Пётр Иваныч указал на жену.
– Она – нарочно, а ты веришь, – прибавил он.
– Да и сами вы в начале моего приезда сюда советовали писать, испытывать себя…
– Ну, так что ж? попробовал – не выходит ничего: и бросить бы.
– Неужели вы никогда не нашли у меня ни дельной мысли, ни удачного стиха?
– Как не найти! есть. Ты не глуп: как же у неглупого человека в нескольких пудах сочинений не найти удачной мысли? Так ведь это не талант, а ум.
– Ах! – сказала Лизавета Александровна, с досадой повернувшись на стуле.

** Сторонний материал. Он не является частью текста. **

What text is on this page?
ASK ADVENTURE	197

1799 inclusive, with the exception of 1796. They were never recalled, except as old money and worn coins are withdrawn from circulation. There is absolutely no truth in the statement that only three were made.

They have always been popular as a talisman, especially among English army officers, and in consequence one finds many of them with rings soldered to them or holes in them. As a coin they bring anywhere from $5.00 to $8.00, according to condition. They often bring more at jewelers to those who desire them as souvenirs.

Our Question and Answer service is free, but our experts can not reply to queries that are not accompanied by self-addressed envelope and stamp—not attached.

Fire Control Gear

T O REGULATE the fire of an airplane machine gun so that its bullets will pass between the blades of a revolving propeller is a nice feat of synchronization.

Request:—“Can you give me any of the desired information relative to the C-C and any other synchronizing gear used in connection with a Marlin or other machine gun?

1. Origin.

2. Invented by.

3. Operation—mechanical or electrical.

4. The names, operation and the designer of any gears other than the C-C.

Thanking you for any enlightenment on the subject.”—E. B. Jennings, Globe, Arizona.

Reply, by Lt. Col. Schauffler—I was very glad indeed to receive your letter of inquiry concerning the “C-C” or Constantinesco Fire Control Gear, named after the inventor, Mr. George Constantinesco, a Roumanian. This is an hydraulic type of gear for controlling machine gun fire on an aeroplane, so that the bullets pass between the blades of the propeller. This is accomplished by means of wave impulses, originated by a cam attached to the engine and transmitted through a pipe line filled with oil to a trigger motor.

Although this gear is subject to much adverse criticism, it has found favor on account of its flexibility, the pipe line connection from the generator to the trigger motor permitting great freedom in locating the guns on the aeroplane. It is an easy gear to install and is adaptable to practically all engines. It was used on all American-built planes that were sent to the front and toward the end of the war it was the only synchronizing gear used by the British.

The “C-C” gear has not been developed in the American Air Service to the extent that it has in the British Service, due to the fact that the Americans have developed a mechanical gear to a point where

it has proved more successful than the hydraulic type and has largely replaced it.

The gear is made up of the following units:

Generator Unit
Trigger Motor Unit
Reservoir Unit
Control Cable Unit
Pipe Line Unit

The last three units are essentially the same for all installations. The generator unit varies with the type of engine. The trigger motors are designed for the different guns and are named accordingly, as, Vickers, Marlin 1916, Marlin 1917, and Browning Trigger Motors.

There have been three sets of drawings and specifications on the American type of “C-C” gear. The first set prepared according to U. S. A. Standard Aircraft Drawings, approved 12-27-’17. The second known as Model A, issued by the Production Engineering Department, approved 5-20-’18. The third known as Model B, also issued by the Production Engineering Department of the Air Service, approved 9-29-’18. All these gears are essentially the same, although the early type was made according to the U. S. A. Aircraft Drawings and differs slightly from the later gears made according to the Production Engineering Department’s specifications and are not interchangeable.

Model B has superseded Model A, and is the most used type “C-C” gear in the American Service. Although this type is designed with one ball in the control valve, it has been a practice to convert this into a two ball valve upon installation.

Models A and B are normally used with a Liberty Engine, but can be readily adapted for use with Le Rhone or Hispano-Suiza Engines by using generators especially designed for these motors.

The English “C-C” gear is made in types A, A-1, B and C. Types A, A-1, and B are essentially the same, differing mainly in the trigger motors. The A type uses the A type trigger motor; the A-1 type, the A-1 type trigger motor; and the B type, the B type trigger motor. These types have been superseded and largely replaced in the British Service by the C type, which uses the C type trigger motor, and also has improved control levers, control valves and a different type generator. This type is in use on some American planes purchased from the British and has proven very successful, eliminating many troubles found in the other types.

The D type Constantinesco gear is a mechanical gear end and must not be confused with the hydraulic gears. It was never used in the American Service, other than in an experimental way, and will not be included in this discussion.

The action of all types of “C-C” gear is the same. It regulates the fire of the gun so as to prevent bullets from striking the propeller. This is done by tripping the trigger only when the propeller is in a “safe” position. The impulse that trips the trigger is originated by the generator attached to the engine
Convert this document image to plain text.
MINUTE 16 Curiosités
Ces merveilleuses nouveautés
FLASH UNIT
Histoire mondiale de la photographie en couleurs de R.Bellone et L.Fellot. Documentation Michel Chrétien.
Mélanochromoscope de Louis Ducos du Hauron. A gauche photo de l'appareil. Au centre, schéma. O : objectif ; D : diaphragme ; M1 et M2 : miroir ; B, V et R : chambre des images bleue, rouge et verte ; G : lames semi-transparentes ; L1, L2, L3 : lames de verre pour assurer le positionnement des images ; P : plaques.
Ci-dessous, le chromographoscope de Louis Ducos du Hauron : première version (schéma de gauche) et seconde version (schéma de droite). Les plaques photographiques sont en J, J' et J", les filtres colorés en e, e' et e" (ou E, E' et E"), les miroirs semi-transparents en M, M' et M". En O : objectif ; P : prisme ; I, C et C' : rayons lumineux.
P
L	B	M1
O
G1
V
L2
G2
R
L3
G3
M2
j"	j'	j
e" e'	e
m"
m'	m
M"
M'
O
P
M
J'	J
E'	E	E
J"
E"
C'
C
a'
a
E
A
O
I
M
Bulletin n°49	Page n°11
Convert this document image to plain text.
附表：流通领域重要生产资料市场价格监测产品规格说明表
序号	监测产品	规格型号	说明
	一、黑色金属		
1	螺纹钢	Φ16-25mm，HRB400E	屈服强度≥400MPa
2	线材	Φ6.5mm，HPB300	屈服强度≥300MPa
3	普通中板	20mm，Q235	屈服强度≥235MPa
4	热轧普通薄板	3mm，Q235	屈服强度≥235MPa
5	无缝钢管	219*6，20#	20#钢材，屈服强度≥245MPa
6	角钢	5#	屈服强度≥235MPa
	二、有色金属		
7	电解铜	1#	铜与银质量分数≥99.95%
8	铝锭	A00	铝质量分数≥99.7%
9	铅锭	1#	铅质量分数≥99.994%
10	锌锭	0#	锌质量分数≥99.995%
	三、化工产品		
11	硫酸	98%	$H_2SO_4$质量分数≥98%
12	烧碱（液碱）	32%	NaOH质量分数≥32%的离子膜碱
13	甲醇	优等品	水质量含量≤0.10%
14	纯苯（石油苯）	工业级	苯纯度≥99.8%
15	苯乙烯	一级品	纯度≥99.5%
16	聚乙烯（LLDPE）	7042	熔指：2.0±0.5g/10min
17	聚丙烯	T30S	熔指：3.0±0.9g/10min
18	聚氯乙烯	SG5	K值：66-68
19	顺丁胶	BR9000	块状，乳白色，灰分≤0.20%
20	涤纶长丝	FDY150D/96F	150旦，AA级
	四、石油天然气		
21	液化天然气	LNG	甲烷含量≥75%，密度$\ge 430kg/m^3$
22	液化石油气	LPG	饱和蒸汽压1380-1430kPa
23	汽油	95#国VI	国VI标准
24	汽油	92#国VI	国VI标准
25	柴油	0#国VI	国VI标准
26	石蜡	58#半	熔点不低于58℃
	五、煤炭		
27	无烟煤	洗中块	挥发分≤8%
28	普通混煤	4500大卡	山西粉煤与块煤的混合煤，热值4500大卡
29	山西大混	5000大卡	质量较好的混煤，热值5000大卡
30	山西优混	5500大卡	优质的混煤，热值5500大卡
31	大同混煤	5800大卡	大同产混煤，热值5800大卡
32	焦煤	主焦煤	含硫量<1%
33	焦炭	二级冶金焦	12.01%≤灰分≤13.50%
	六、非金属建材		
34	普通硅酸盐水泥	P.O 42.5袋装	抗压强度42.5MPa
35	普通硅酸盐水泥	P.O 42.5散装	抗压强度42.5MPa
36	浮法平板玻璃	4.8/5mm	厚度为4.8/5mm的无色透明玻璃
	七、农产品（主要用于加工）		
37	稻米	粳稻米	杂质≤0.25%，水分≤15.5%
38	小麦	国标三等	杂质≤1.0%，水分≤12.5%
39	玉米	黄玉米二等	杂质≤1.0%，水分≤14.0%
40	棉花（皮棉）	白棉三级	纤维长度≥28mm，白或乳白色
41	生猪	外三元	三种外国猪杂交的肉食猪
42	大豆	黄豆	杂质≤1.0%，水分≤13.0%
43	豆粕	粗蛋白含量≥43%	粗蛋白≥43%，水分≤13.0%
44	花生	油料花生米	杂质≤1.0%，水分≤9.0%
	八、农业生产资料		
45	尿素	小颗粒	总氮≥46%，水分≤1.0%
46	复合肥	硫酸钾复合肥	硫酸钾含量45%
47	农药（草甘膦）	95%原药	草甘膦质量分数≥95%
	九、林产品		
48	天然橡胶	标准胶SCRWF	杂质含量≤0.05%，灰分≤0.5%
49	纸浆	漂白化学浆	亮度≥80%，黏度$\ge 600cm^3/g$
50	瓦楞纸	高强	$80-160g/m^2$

– А биение сердца, трепет, сладостная нега и прочее такое – с кем не бывает?
– Да с тобой, я думаю, первым! – заметила жена.
– Ну, вот! А помнишь, я, бывало, восхищался…
– Чем это? не помню.
– Все испытывают эти вещи, – продолжал Пётр Иваныч, обращаясь к племяннику, – кого не трогают тишина или там темнота ночи, что ли, шум дубравы, сад, пруды, море? Если б это чувствовали одни художники, так некому было бы понимать их. А отражать все эти ощущения в своих произведениях – это другое дело: для этого нужен талант, а его у тебя, кажется, нет. Его не скроешь: он блестит в каждой строке, в каждом ударе кисти…
– Пётр Иваныч! тебе пора ехать, – сказала Лизавета Александровна.
– Сейчас.
– Отличиться хочется? – продолжал он, – тебе есть чем отличиться. Редактор хвалит тебя, говорит, что статьи твои о сельском хозяйстве обработаны прекрасно, в них есть мысль – всё показывает, говорит, учёного производителя, а не ремесленника. Я порадовался: «Ба! думаю, Адуевы все не без головы!» – видишь: и у меня есть самолюбие! Ты можешь отличиться и в службе и приобресть известность писателя…
– Хороша известность: писатель о назёме.
– Всякому своё: одному суждено витать в небесных пространствах, а другому рыться в назёме и оттуда добывать сокровища. Я не понимаю, отчего пренебрегать скромным назначением? и оно имеет свою поэзию. Вот ты бы выслужился, нажил бы трудами денег, выгодно женился бы, как большая часть… Не понимаю, чего ещё? Долг исполнен, жизнь пройдена с честью, трудолюбиво – вот в чём счастье! по-моему, так. Вот я статский советник по чину, заводчик по ремеслу; а предложи-ка мне взамен звание первого поэта, ей-богу не возьму!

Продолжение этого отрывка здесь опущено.